The deadline for teams to offer free agents salary arbitration is today, which means that some teams will have fascinating decisions to make. There is significant economic risk involved in offering a player salary arbitration, especially in a weak economy. For more information about arbitration, click here.

(Placido Polanco, Type A free agent)


1. Tigers offer Polanco arbitration and he accepts; Tigers control his rights for at least 2010 and possibly longer if they come to terms on a new contract. Polanco's 2010 salary will be determined by either arbitration or through negotiation. Polanco earned $4.6 million in 2009 and would likely command somewhere between $6-$8 million in salary arbitration.

2. Tigers offer Polanco arbitration and he declines; the Tigers will receive draft pick compensation if Polanco signs elsewhere; Polanco is still able to sign with the Tigers as well.

3. Tigers refuse to offer Polanco salary arbitration; the Tigers can still sign Polanco, but they would receive no draft pick compensation in return

VERDICT: Do not offer Polanco salary arbitration

Here's why:


-Lose an effective second baseman

-No free agent compensation


-While the Tigers might be weakened in the short team, not offering Polanco arbitration is the right move when you consider how poor the Tigers finances are.

-Give Scott Sizemore, a younger and cheaper option, the opportunity to excel at second base.

If the Tigers were in a better financial situation, then it would be much easier for the Tigers to justify bringing Polanco back for another season.
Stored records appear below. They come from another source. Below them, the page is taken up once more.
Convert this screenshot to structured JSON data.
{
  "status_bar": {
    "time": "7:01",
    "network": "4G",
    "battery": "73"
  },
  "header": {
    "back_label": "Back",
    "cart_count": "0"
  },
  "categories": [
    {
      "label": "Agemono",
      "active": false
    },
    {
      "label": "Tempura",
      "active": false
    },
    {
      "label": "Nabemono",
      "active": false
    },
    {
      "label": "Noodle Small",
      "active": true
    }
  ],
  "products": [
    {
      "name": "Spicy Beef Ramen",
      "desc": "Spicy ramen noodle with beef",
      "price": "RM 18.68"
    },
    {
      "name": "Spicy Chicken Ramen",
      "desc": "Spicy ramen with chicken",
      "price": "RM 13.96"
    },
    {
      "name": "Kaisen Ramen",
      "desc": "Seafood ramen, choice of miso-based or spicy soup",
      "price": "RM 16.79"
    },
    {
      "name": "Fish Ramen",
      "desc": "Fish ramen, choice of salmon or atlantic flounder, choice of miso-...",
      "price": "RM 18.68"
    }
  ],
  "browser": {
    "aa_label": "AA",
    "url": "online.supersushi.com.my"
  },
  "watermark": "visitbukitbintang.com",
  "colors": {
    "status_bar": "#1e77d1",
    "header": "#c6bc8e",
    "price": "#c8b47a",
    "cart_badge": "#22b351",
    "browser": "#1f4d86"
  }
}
At this stage in his career, Polanco is still a very useful player to have around, which makes this decision all the more difficult for the Tigers. There's a good chance that if the Tigers offered Polanco arbitration, that he would sign with another team and the Tigers would be awarded draft picks as free agent compensation. Despite this, the Tigers are not in the financial position to take risks right now that could potentially tie up money and force them to trade away one of their high priced players (Granderson, Jackson, etc.)